The government of Cameroon has just secured fresh funding to breathe new life into the operations of the Cameroon Development Corporation (CDC), the country’s largest agribusiness. According to a public-debt report for end-September 2025, the state is preparing to sign two loan agreements worth a total of CFA 51.7 billion with Standard Chartered Bank: a 47.06-billion-CFA buyer’s credit and a 4.67-billion-CFA commercial loan to finance the construction of new industrial facilities for rubber processing and palm-oil (and margarine) production.

The two loans, authorised under decrees signed on 22 September 2025 by Paul Biya, empower his Minister of Economy, Alamine Ousmane Mey, to contract the financing on behalf of the State, which remains the sole shareholder of CDC.

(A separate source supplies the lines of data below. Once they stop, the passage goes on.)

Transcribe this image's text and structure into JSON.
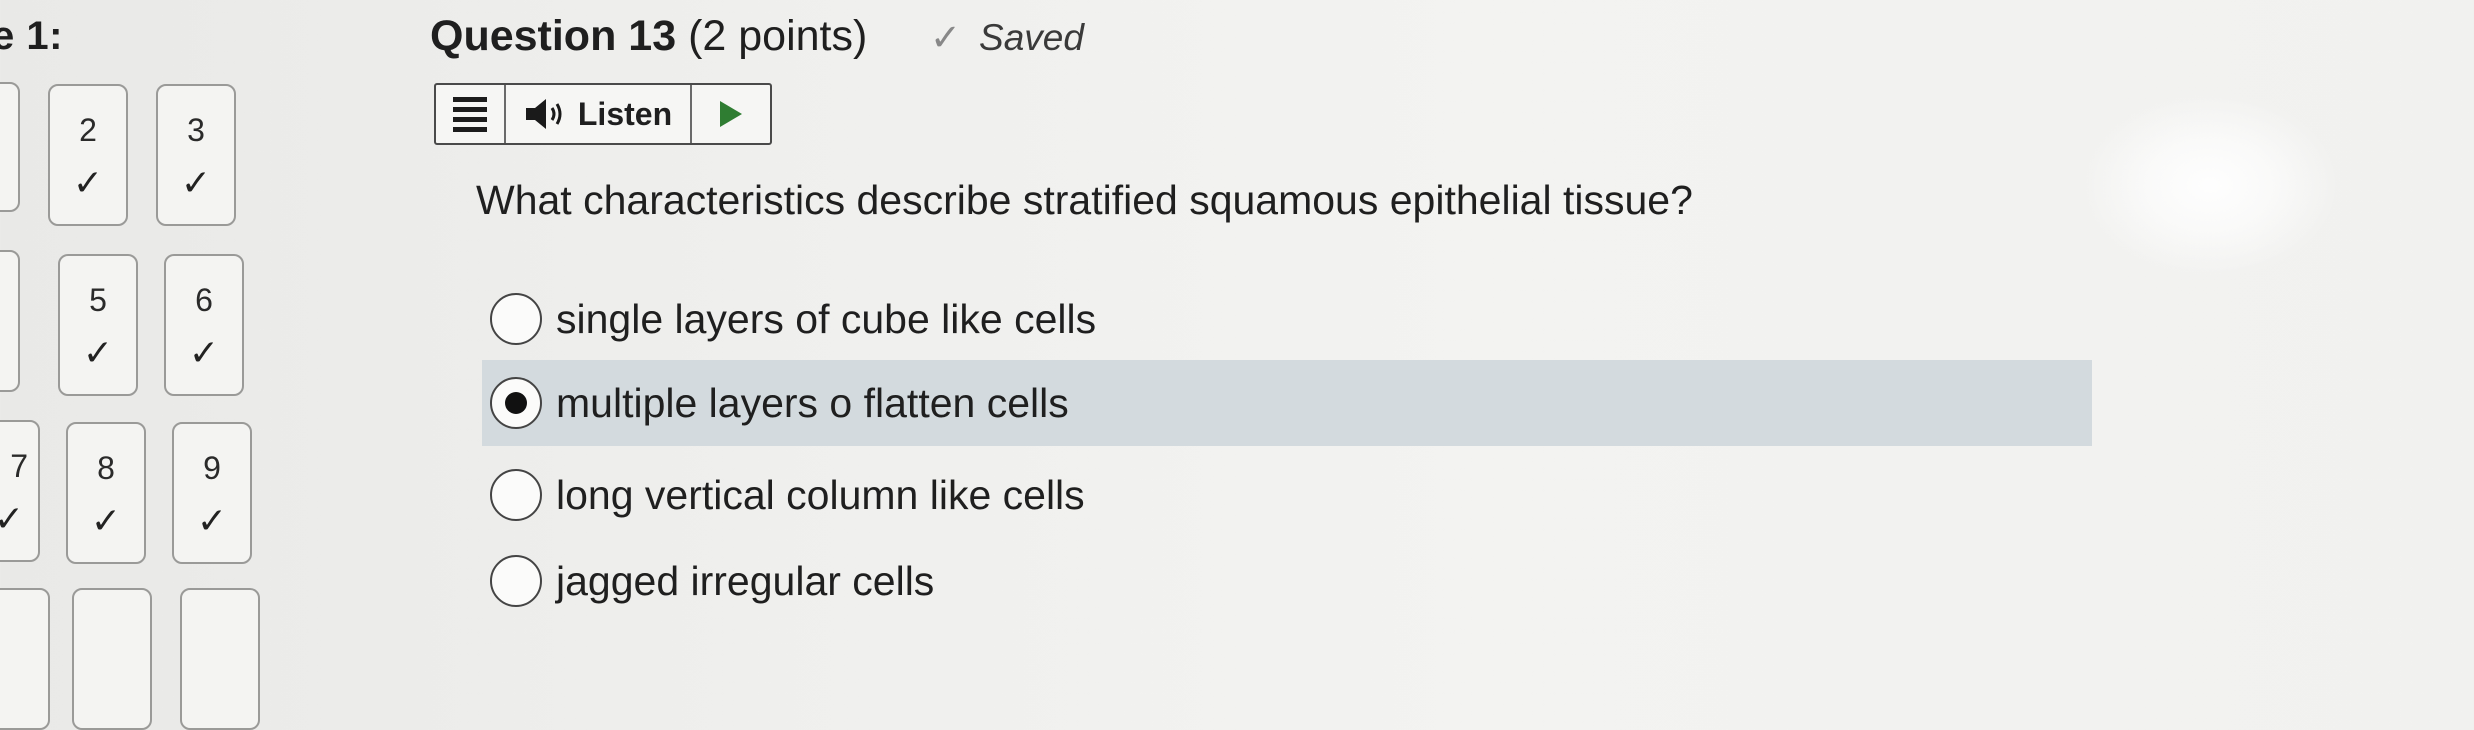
{
  "nav": {
    "title": "e 1:",
    "items": [
      {
        "number": "2",
        "status": "✓"
      },
      {
        "number": "3",
        "status": "✓"
      },
      {
        "number": "5",
        "status": "✓"
      },
      {
        "number": "6",
        "status": "✓"
      },
      {
        "number": "8",
        "status": "✓"
      },
      {
        "number": "9",
        "status": "✓"
      }
    ],
    "partial_left_items": [
      {
        "number": "7",
        "status": "✓"
      }
    ]
  },
  "question": {
    "label": "Question 13",
    "points": "(2 points)",
    "saved_icon": "checkmark-icon",
    "saved_text": "Saved",
    "prompt": "What characteristics describe stratified squamous epithelial tissue?",
    "options": [
      {
        "label": "single layers of cube like cells",
        "selected": false
      },
      {
        "label": "multiple layers o flatten cells",
        "selected": true
      },
      {
        "label": "long vertical column like cells",
        "selected": false
      },
      {
        "label": "jagged irregular cells",
        "selected": false
      }
    ]
  },
  "toolbar": {
    "menu_icon": "menu-icon",
    "speaker_icon": "speaker-icon",
    "listen_label": "Listen",
    "play_icon": "play-icon"
  },
  "colors": {
    "selected_option_bg": "#d3dade",
    "play_green": "#2f7d32"
  }
}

This new borrowing comes on top of recent efforts to restore the company’s financial health and social obligations. In mid-September 2025, the government cleared CFA 15.7 billion in salary arrears owed to almost 20,000 CDC employees, part of a wider CFA 35.7 billion debt accumulated between 2018 and 2022. Earlier, in 2024, the state had already injected funds to address part of the social debt and even assumed CDC’s tax obligations, integrating them into the company’s capital structure to stabilise its operations.

For years a key pillar of Cameroon’s agro-industry and the country’s second-largest employer after the civil service, CDC was severely affected by sociopolitical turmoil in the Anglophone regions beginning in 2018. From 2019 to 2021, the firm recorded losses of CFA 38.7 billion and saw its workforce shrink from roughly 22,000 to about 15,000.

With this new loan, the government signals its determination to restore CDC’s industrial capacity through the construction of modern processing plants and to revive employment and productivity in the rubber and palm-oil sectors, critical value chains for Cameroon’s rural economy. The coming months will reveal whether this infusion of capital will enable CDC to regain its status as a leading agribusiness actor in the country.